Referring to FIG. 4 and FIG. 5, it should be appreciated that the present subject matter also encompasses a combustion assembly 60, located between a combustor 12 and a combustion product receiving apparatus 62, which allows the exit temperature profile of combustion products flowing from the combustor 12 to be properly shaped or tuned. As illustrated, the combustion assembly 60 comprises a transition piece 18 as was generally described above. It should be appreciated that the combustion product receiving apparatus 62 may be any apparatus or device that is configured, adapted, or designed to receive combustion products flowing from a combustor including, but certainly not limited to, a first stage nozzle in a gas turbine.

The combustion assembly 60 also includes a tunable transition piece aft-frame 30 that is attached to the aft end 24 of the transition piece 18 and is configured such that combustion products flowing from the transition piece 18 pass through the aft-frame 30 and into the combustion product receiving apparatus 62. The aft-frame 30 may be attached to the transition piece 18 by any means. As illustrated, the aft-frame 30 is welded to the aft end 24 at the outer lip 46 of the flange 38. In addition, the aft-frame 30 may comprise other elements or may be further configured as is in accordance with any of the embodiments illustrated herein and described above.

A plurality of dilution holes 40 is formed in the aft-frame 30 and configured to allow dilution air to enter the flow of the combustion products to shape or tune the exit temperature profile. As explained above, the dilution holes 40 may have any size, shape or arrangement depending primarily on the desired exit profile of the combustion products and may be generally configured in accordance with any of the embodiments illustrated herein and described above.

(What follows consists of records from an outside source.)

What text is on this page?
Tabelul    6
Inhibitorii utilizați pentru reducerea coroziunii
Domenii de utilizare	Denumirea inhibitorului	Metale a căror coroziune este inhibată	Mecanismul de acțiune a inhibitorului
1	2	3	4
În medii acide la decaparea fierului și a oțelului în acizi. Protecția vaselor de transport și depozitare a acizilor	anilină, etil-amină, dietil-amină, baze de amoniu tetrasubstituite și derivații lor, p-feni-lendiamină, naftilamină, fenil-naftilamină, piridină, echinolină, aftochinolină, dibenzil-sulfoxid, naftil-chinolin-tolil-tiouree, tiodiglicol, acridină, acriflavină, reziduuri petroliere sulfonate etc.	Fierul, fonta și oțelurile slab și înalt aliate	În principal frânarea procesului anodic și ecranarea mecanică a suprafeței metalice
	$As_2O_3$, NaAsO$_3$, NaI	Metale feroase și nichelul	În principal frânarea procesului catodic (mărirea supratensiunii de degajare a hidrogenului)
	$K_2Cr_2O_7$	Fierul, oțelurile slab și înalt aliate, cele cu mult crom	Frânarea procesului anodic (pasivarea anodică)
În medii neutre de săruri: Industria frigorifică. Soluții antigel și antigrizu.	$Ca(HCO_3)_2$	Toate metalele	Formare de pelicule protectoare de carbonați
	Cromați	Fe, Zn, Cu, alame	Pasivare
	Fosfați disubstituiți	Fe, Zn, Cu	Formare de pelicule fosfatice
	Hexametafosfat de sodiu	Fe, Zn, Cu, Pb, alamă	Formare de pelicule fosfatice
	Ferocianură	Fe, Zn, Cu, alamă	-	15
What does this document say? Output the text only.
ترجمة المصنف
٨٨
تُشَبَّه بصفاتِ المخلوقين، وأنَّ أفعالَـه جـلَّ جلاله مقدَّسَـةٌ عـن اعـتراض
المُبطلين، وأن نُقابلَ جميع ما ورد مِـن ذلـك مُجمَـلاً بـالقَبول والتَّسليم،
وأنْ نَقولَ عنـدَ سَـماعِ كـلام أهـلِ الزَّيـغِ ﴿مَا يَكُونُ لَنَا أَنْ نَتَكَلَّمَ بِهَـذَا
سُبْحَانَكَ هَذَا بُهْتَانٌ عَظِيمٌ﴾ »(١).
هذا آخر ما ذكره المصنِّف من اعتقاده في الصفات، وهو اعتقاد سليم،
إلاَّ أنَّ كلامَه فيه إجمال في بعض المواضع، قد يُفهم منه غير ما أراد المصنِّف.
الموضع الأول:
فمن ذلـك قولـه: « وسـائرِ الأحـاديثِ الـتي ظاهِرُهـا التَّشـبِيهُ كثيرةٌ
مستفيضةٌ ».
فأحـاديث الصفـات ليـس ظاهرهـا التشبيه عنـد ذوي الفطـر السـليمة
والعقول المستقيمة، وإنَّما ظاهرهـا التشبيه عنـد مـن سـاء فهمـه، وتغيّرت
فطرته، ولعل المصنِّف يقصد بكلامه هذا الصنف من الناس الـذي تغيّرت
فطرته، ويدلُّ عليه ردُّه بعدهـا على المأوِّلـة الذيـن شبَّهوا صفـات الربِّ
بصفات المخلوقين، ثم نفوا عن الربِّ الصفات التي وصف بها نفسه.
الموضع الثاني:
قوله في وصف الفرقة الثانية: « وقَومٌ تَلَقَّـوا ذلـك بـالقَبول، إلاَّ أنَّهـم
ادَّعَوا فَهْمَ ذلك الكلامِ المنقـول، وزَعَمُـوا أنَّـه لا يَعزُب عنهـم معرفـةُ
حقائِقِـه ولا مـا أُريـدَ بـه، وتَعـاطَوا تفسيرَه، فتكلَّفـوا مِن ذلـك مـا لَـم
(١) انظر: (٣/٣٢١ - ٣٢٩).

This written description uses examples to disclose the invention, including the best mode, and also to enable any person skilled in the art to practice the invention, including making and using any devices or systems and performing any incorporated methods. The patentable scope of the invention is defined by the claims, and may include other examples that occur to those skilled in the art. Such other examples are intended to be within the scope of the claims if they include structural elements that do not differ from the literal language of the claims, or if they include equivalent structural elements with insubstantial differences from the literal languages of the claims.